In the latest phase of Operation Andgem, an international law enforcement operation, 300 servers and 650 domains were seized by national authorities from seven countries, used to launch ransomware attacks.
“From May 19 to 22, the authorities took down some 300 servers worldwide, neutralizing 650 domains, and issued international arrest warrants against 20 goals, gave a straight blow to ransomware kill chain,” Official website of joint action,
“In addition, EUR 3.5 million in Cryptocurrency was seized during the Action Week, causing the total amount seized during Operation Endege Eur 21.2 million.”
With private sector partners, coordinated by officers Europeol And Urosest Many cybercrime operations including Bumblebee, Lactrodectus, Qakbot, Danabot, Trickbot and Warmcookie were targeted.
These malware strains are often provided as the service of other cyber criminals and used to achieve access to the network of targeted victims in ransomware attacks.
Europeol’s Executive Director Catherine de Bolley as Cyber Criminal Rule, even as a cyber criminal, shows the ability to re -adapt and strike the ability of law enforcement. ” couple“Criminals trusted to deploy ransomware by disrupting the services, we are breaking the Kill Chain at its source.”
Granabot charge
On Thursday, US justice department also Unrelated charge The Russian Cyber Crime is allegedly part of a Russian cyber crime gang against 16 defendants who controlled the Danabot Malware Operation.
US authorities nominated eight of the 16 Russian citizens (Alexandra Stepanov, Artem Alexandrovich Kalinkin, Denil Khaleitov, Alexi Efficitov, Kamil Sztugulvski, Ibrahim Idovu, Artem Shubin and Artem Shubin and Alexi Khudikov) were mentioned.
according to a ComplaintHe used botnets to deploy additional malware payloads including ransomware, and infected over 300,000 computers globally, exceeding the damage to more than $ 50 million.
Danabot Malware is active from 2018, and is operated on a Malware-A-Service model and allows administrators to reach their botnet and support tools for thousands of dollars per month.
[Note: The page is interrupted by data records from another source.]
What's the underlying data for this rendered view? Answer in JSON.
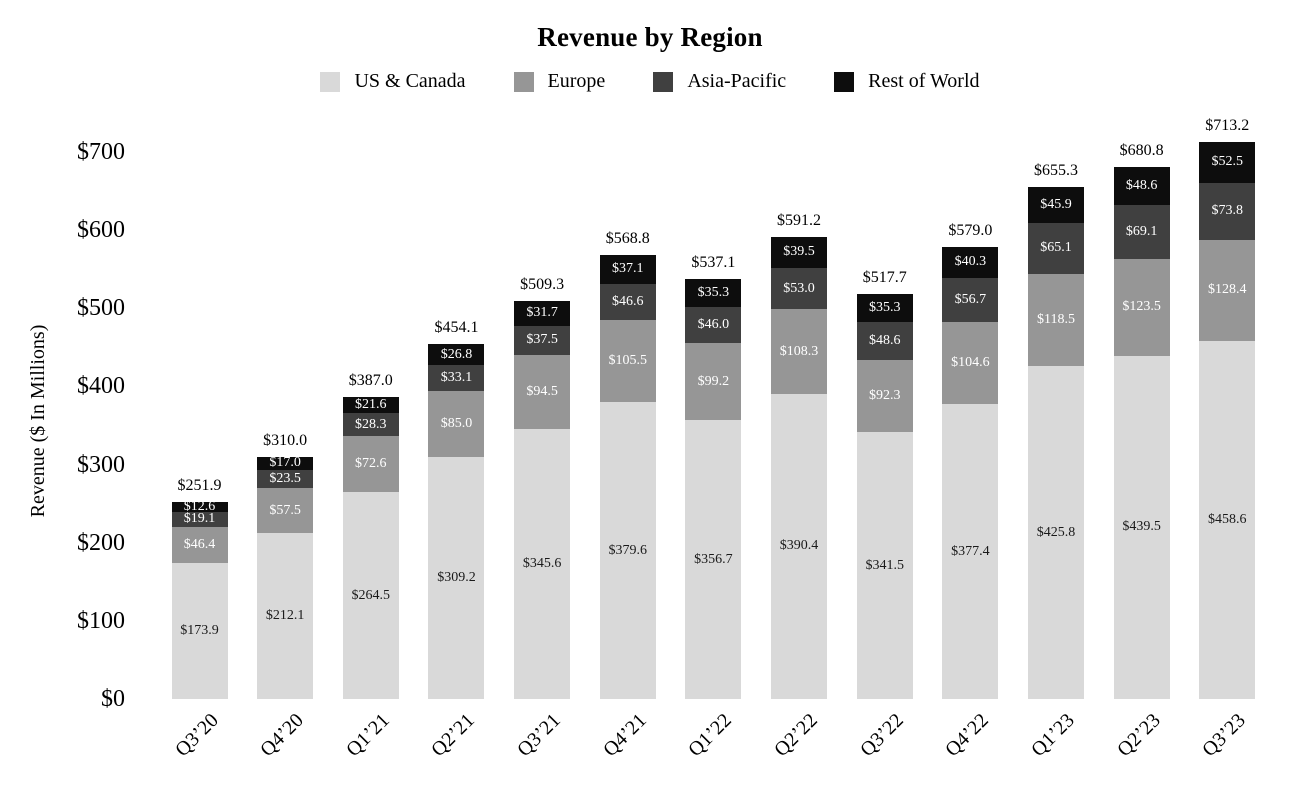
{
  "chart_data": {
    "type": "bar",
    "stacked": true,
    "title": "Revenue by Region",
    "ylabel": "Revenue ($ In Millions)",
    "value_prefix": "$",
    "ylim": [
      0,
      700
    ],
    "y_tick_step": 100,
    "y_tick_labels": [
      "$0",
      "$100",
      "$200",
      "$300",
      "$400",
      "$500",
      "$600",
      "$700"
    ],
    "grid": false,
    "legend_position": "top",
    "categories": [
      "Q3’20",
      "Q4’20",
      "Q1’21",
      "Q2’21",
      "Q3’21",
      "Q4’21",
      "Q1’22",
      "Q2’22",
      "Q3’22",
      "Q4’22",
      "Q1’23",
      "Q2’23",
      "Q3’23"
    ],
    "series": [
      {
        "name": "US & Canada",
        "color": "#d9d9d9",
        "label_color": "#1a1a1a",
        "values": [
          173.9,
          212.1,
          264.5,
          309.2,
          345.6,
          379.6,
          356.7,
          390.4,
          341.5,
          377.4,
          425.8,
          439.5,
          458.6
        ]
      },
      {
        "name": "Europe",
        "color": "#969696",
        "label_color": "#ffffff",
        "values": [
          46.4,
          57.5,
          72.6,
          85.0,
          94.5,
          105.5,
          99.2,
          108.3,
          92.3,
          104.6,
          118.5,
          123.5,
          128.4
        ]
      },
      {
        "name": "Asia-Pacific",
        "color": "#404040",
        "label_color": "#ffffff",
        "values": [
          19.1,
          23.5,
          28.3,
          33.1,
          37.5,
          46.6,
          46.0,
          53.0,
          48.6,
          56.7,
          65.1,
          69.1,
          73.8
        ]
      },
      {
        "name": "Rest of World",
        "color": "#0d0d0d",
        "label_color": "#ffffff",
        "values": [
          12.6,
          17.0,
          21.6,
          26.8,
          31.7,
          37.1,
          35.3,
          39.5,
          35.3,
          40.3,
          45.9,
          48.6,
          52.5
        ]
      }
    ],
    "totals": [
      251.9,
      310.0,
      387.0,
      454.1,
      509.3,
      568.8,
      537.1,
      591.2,
      517.7,
      579.0,
      655.3,
      680.8,
      713.2
    ]
  }
}
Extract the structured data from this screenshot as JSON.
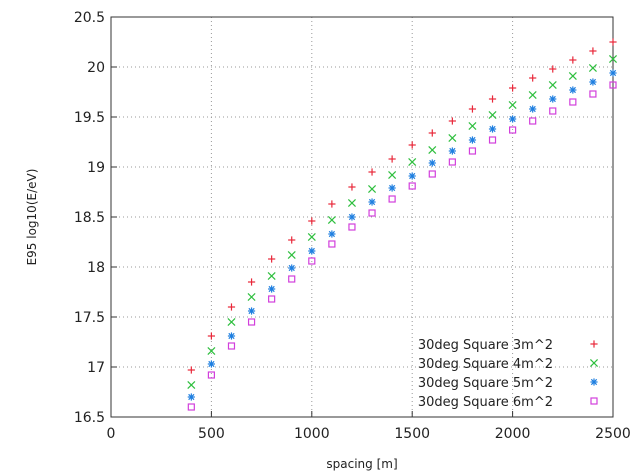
{
  "chart_data": {
    "type": "scatter",
    "title": "",
    "xlabel": "spacing [m]",
    "ylabel": "E95 log10(E/eV)",
    "xlim": [
      0,
      2500
    ],
    "ylim": [
      16.5,
      20.5
    ],
    "xticks": [
      0,
      500,
      1000,
      1500,
      2000,
      2500
    ],
    "yticks": [
      16.5,
      17,
      17.5,
      18,
      18.5,
      19,
      19.5,
      20,
      20.5
    ],
    "xtick_labels": [
      "0",
      "500",
      "1000",
      "1500",
      "2000",
      "2500"
    ],
    "ytick_labels": [
      "16.5",
      "17",
      "17.5",
      "18",
      "18.5",
      "19",
      "19.5",
      "20",
      "20.5"
    ],
    "grid": true,
    "legend_position": "bottom-right",
    "x": [
      400,
      500,
      600,
      700,
      800,
      900,
      1000,
      1100,
      1200,
      1300,
      1400,
      1500,
      1600,
      1700,
      1800,
      1900,
      2000,
      2100,
      2200,
      2300,
      2400,
      2500
    ],
    "series": [
      {
        "name": "30deg Square 3m^2",
        "marker": "plus",
        "color": "#e8283a",
        "values": [
          16.97,
          17.31,
          17.6,
          17.85,
          18.08,
          18.27,
          18.46,
          18.63,
          18.8,
          18.95,
          19.08,
          19.22,
          19.34,
          19.46,
          19.58,
          19.68,
          19.79,
          19.89,
          19.98,
          20.07,
          20.16,
          20.25
        ]
      },
      {
        "name": "30deg Square 4m^2",
        "marker": "cross",
        "color": "#2fbf3f",
        "values": [
          16.82,
          17.16,
          17.45,
          17.7,
          17.91,
          18.12,
          18.3,
          18.47,
          18.64,
          18.78,
          18.92,
          19.05,
          19.17,
          19.29,
          19.41,
          19.52,
          19.62,
          19.72,
          19.82,
          19.91,
          19.99,
          20.08
        ]
      },
      {
        "name": "30deg Square 5m^2",
        "marker": "star",
        "color": "#1f7fe0",
        "values": [
          16.7,
          17.03,
          17.31,
          17.56,
          17.78,
          17.99,
          18.16,
          18.33,
          18.5,
          18.65,
          18.79,
          18.91,
          19.04,
          19.16,
          19.27,
          19.38,
          19.48,
          19.58,
          19.68,
          19.77,
          19.85,
          19.94
        ]
      },
      {
        "name": "30deg Square 6m^2",
        "marker": "square",
        "color": "#d23fdc",
        "values": [
          16.6,
          16.92,
          17.21,
          17.45,
          17.68,
          17.88,
          18.06,
          18.23,
          18.4,
          18.54,
          18.68,
          18.81,
          18.93,
          19.05,
          19.16,
          19.27,
          19.37,
          19.46,
          19.56,
          19.65,
          19.73,
          19.82
        ]
      }
    ]
  }
}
Malware can kidnap banking sessions, steal data and browse history, and provide full remote access to the compromised system, enabling keystroke logging and video recording of user activities.
Admins of Danabot have used the second version of this botnet for cyberpine purposes, which targets military, diplomatic and government organizations.
“This version of Botnett recorded all interactions with computers and sent stolen data to a separate server, which is different from Danabot’s fraud-oriented version,” Justice department said“This version was allegedly used to target diplomats, law enforcement personnel and army members in North America and Europe.”
Previous Operation Andgem Action
The action of this week follows several other operation andge stages, including seizure of over 100 servers hosting more than 2,000 domains used by multiple malware loader operations, including iCedid, pikabot, tricbot, bumblebee, smokeloader and systembc.
Since then, the law enforcement agents have also arrested a cont and lockbit ransomware cryptor expert in June 2024, who helped make malware undesirable by antivirus software.
In April, the police also tracked the customers of the smoklader botnet and detained at least five persons, using the intelligence received after seizing the database on the cyber criminal, using the intelligence obtained after seizing the database, who paid for the smokeloder subscription.
This week, the Russian National Rustom Rafaelvich Galimov, the leader of the Kakbot Malware Operation, who compromised over 700,000 computers and competent ransomware attacks, was also convicted in the United States.
Additionally, about 2,300 domains earlier this month were seized in disintegration action led by a Microsoft, which targets the Lumma Malware-e-Sarvis (MAAS) information steeler operation.
Based on the analysis of 14M malicious tasks, search for the top 10 MITERAT & CK techniques behind the 93% attacks and how to defend them against them.